Codeforces Round #553 (Div. 2) C. Problem for Nazar 模拟+思维

题目链接
题意：给你给无限长的序列 $A$ ，让你求出 $\sum_{i = l}^{r} A_{i}$ .
思路：转化一下，即求 $\sum_{i = 1}^{r} A_{i} - \sum_{i = 1}^{l - 1} A_{i}$ 。
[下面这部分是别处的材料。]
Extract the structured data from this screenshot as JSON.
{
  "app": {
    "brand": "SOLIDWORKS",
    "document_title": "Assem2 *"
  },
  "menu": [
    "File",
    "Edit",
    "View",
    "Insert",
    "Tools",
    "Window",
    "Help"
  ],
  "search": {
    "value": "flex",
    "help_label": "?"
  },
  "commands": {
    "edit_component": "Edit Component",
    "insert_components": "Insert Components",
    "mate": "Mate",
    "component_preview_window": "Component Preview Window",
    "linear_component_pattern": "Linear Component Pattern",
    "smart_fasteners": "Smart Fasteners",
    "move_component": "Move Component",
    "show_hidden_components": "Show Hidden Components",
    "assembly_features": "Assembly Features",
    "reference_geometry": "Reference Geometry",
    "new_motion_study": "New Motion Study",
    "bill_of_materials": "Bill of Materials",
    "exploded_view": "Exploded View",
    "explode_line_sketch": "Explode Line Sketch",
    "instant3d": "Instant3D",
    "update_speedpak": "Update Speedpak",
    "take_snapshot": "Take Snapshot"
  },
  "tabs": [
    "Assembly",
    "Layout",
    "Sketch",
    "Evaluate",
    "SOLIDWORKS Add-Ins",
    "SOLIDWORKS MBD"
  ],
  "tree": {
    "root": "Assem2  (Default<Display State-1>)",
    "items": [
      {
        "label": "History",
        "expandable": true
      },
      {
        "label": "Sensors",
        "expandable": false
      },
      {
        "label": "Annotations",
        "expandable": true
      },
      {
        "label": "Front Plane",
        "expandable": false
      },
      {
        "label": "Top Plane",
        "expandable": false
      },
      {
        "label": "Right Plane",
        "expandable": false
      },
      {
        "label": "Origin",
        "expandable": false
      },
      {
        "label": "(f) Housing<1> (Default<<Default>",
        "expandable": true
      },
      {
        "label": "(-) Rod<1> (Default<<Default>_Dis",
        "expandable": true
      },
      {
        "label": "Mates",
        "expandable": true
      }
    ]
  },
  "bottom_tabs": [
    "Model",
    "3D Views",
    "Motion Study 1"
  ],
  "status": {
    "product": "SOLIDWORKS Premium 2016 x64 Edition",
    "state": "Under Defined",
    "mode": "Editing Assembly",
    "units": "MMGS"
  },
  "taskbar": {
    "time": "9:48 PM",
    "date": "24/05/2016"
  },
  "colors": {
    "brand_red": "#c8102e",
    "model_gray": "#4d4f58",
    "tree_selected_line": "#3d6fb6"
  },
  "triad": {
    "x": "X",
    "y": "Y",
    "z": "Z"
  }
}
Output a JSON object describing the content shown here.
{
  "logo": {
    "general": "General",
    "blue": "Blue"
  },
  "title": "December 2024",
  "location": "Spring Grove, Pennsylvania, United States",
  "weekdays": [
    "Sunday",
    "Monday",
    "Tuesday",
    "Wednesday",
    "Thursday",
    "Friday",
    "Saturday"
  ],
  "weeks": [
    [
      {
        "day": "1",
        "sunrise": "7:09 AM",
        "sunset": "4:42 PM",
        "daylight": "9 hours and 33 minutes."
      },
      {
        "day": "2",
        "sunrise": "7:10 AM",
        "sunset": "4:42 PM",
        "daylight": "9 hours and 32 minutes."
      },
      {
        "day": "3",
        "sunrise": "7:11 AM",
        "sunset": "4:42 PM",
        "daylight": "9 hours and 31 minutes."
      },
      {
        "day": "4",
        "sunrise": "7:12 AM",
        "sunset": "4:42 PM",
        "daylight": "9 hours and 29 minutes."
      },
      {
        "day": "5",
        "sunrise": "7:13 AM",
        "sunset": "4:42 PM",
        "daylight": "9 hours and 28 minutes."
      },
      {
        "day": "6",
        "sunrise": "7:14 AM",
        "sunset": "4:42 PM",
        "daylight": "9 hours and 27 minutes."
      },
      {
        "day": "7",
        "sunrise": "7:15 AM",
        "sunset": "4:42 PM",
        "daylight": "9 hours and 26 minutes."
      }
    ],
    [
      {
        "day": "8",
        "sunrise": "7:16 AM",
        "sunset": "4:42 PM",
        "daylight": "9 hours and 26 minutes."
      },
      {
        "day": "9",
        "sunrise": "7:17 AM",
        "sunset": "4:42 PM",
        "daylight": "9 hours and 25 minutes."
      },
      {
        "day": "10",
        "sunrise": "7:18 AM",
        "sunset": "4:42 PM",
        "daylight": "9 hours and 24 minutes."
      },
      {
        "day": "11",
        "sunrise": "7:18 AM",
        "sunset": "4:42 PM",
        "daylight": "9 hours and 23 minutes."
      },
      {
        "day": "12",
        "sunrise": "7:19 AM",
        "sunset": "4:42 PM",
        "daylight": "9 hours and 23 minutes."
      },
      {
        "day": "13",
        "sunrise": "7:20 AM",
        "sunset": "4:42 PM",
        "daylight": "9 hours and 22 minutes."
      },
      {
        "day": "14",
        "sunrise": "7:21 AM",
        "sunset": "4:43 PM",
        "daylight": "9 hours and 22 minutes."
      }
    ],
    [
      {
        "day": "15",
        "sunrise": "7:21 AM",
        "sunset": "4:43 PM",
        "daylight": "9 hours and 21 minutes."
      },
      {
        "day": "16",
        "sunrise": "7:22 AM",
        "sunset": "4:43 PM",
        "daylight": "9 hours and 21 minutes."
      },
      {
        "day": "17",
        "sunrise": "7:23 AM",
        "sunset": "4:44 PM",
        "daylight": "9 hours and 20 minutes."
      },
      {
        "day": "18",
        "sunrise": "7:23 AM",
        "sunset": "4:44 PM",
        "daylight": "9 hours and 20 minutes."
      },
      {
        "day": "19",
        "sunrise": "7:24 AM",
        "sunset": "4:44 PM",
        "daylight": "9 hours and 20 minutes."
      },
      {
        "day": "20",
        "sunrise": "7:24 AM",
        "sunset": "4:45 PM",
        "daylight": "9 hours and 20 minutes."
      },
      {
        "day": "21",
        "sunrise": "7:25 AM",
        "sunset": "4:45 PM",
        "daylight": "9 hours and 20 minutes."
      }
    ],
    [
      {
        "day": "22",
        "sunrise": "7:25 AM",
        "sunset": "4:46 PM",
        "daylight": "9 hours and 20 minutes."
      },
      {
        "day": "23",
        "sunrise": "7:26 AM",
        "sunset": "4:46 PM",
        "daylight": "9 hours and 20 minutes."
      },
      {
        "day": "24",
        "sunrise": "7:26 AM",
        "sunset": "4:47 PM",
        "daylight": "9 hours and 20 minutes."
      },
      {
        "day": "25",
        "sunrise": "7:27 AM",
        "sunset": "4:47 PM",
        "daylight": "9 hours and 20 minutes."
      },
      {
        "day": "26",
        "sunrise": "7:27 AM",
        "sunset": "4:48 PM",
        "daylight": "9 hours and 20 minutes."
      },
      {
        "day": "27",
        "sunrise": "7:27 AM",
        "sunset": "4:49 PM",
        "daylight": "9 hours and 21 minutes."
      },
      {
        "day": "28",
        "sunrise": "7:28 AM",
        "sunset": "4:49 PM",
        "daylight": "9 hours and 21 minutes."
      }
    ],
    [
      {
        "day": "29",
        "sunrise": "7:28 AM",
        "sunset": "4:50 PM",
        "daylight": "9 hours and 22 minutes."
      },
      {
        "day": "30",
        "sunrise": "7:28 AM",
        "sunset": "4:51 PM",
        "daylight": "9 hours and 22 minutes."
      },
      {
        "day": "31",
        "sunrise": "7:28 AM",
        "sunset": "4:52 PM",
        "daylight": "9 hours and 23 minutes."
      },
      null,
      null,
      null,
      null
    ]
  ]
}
那么问题就好解决了，不断的倍增加上当前段的贡献，最后去掉多余的即可。

#include<bits/stdc++.h>

#define LL long long
#define fi first
#define se second
#define mp make_pair
#define pb push_back

using namespace std;

const int N = 2e5 + 11;
const LL mod = 1e9 + 7;
LL l, r, now = 1, sta, A, B;
LL odd, even;
LL get(LL g)
{
    A = B =  0;now = sta = 1;odd = even = 0;LL ans=0;
    while(1){
    	if(sta)ans+=(now/2)%mod*((B+now/2)%mod)%mod;
    	else ans+=(now/2)%mod*((A+now/2)%mod)%mod;
    	if(sta)B+=now;
    	else A+=now;
    	if(now>g)break;
    	now*=2;
    	sta^=1;
    }
    now--;
    sta^=1;
    if(sta)ans-=(now-g)%mod*((A-(now-g)+mod)%mod)%mod;
    else ans-=(now-g)%mod*((B-(now-g)+mod)%mod)%mod;
    return (ans+mod)%mod;
}
int main()
{
    ios::sync_with_stdio(false);
    cin >> l >> r;
    cout << (get(r) - get(l - 1) + mod) % mod << endl;
    return 0;
}